- Born: Frederick Delos Thompson Jr. 1915 San Antonio, Texas, United States
- Died: September 17, 1988 (aged 72–73) Fort William, Highland, United States
- Education: Columbia University (BA)
- Occupation: Publishing executive
- Known for: President of Family Circle

= Fred D. Thompson (businessman) =

American publishing executive

Frederick Delos Thompson Jr. (1915 – September 17, 1988) was an American publishing executive. He was a former president and chief executive of Family Circle and a former vice president of The New York Times.

== Biography ==
Thompson was born in 1915 in San Antonio, Texas. His family moved to New York City when he was 14. He attended the Lincoln School and spent his freshman at the American University of Beirut. He received his bachelor's degree from Columbia University in 1937.

After graduation, Thompson toured Europe and the Middle East, using money he had raised by selling subscriptions to the Reader's Digest, and began his career at the magazine. He helped establish the magazine's first international division in Latin America, and directed the distribution of the magazine's military edition across Europe and Asia Pacific. In 1947, he founded the Reader's Digest branch of Canada. In 1954, he was named director of national advertising and subsequently served as worldwide advertising director.
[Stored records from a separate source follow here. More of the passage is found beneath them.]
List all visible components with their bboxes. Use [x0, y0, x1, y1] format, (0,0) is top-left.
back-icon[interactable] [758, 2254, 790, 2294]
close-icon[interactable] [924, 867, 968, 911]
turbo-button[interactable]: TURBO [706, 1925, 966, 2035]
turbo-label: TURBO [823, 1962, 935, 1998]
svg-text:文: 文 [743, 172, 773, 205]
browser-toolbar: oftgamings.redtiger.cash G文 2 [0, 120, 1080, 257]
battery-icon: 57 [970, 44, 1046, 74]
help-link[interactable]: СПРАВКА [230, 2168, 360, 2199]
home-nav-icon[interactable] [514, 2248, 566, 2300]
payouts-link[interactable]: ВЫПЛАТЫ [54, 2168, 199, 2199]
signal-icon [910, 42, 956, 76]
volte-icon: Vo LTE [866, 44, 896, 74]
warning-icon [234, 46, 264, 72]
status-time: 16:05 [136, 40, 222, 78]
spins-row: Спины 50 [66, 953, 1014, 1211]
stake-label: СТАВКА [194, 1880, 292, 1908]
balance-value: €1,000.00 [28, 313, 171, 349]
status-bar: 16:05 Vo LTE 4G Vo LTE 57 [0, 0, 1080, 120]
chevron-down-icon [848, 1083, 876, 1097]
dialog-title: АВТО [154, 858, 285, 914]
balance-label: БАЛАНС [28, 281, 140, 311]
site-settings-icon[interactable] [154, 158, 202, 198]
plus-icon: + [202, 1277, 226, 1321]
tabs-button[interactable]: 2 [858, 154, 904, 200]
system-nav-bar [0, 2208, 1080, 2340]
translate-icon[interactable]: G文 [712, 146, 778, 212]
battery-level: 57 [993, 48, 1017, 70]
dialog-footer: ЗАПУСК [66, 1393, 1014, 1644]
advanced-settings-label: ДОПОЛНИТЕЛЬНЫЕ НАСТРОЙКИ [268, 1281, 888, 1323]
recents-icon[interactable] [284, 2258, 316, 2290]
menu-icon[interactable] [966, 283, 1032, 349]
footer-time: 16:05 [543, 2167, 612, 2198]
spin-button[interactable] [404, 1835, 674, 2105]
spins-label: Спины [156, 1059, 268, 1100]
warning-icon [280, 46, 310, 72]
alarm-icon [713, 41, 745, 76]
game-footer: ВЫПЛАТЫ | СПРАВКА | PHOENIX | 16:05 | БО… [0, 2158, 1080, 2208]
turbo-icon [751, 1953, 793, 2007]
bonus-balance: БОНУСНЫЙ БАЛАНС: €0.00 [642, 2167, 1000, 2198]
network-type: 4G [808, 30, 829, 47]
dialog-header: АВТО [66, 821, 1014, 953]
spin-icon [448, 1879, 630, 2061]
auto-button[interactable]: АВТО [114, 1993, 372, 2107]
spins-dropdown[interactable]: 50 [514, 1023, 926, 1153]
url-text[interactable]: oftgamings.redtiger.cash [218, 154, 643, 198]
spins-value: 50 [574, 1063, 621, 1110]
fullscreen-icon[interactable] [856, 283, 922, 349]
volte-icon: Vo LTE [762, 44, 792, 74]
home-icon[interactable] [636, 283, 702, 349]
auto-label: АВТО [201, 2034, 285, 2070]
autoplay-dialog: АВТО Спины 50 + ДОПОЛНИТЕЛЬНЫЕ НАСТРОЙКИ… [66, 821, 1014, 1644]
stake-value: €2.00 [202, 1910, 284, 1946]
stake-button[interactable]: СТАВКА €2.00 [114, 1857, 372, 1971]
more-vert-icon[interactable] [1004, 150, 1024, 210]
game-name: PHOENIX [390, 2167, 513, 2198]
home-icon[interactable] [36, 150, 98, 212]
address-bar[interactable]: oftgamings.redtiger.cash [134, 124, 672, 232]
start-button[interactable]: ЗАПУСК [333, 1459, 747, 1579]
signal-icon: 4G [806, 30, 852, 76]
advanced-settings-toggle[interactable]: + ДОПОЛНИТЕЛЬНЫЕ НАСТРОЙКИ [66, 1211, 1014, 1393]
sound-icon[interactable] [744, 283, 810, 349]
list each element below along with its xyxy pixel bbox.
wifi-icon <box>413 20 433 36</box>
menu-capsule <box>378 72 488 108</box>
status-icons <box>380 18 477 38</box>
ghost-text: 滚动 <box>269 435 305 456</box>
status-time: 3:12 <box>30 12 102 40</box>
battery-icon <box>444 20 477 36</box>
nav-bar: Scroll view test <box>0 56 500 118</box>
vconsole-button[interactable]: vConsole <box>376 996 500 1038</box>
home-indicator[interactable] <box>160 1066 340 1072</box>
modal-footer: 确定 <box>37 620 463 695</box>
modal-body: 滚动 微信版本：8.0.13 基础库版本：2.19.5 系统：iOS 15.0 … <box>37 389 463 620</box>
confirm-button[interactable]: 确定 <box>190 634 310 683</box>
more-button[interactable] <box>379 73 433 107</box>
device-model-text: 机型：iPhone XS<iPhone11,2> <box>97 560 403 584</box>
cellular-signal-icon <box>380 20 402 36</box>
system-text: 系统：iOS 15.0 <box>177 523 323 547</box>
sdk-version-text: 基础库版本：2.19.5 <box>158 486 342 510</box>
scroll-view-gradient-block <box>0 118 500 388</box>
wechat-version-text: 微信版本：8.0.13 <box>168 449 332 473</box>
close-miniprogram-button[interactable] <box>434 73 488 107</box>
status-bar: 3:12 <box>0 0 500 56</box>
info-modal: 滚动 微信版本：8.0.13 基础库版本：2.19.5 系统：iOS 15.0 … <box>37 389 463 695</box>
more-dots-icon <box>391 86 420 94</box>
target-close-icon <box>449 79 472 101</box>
Thompson was named vice president of The New York Times in 1971. He was also president and chief executive of the Family Circle magazine from 1969 to 1975 until he was named The Times' s vice president for advertising. He was named head of the Times's magazine group after the newspaper acquired Family Circle. He was named assistant to Walter E. Mattson in 1979 and served in that position until 1980.

== Personal life and family ==
In 1938, Thompson married Julia Louise Acheson, daughter of Barclay Acheson, a former executive secretary of the Near East Foundation and chairman of the Reader's Digest International Edition. Acheson was the niece of Reader's Digest founders Lila Acheson Wallace and DeWitt Wallace.

Thompson died on September 17, 1988, while vacationing in Fort William, Highland. His children included Geoffrey A. Thompson, former CEO of Marine Midland Bank and director of HSBC Bank USA.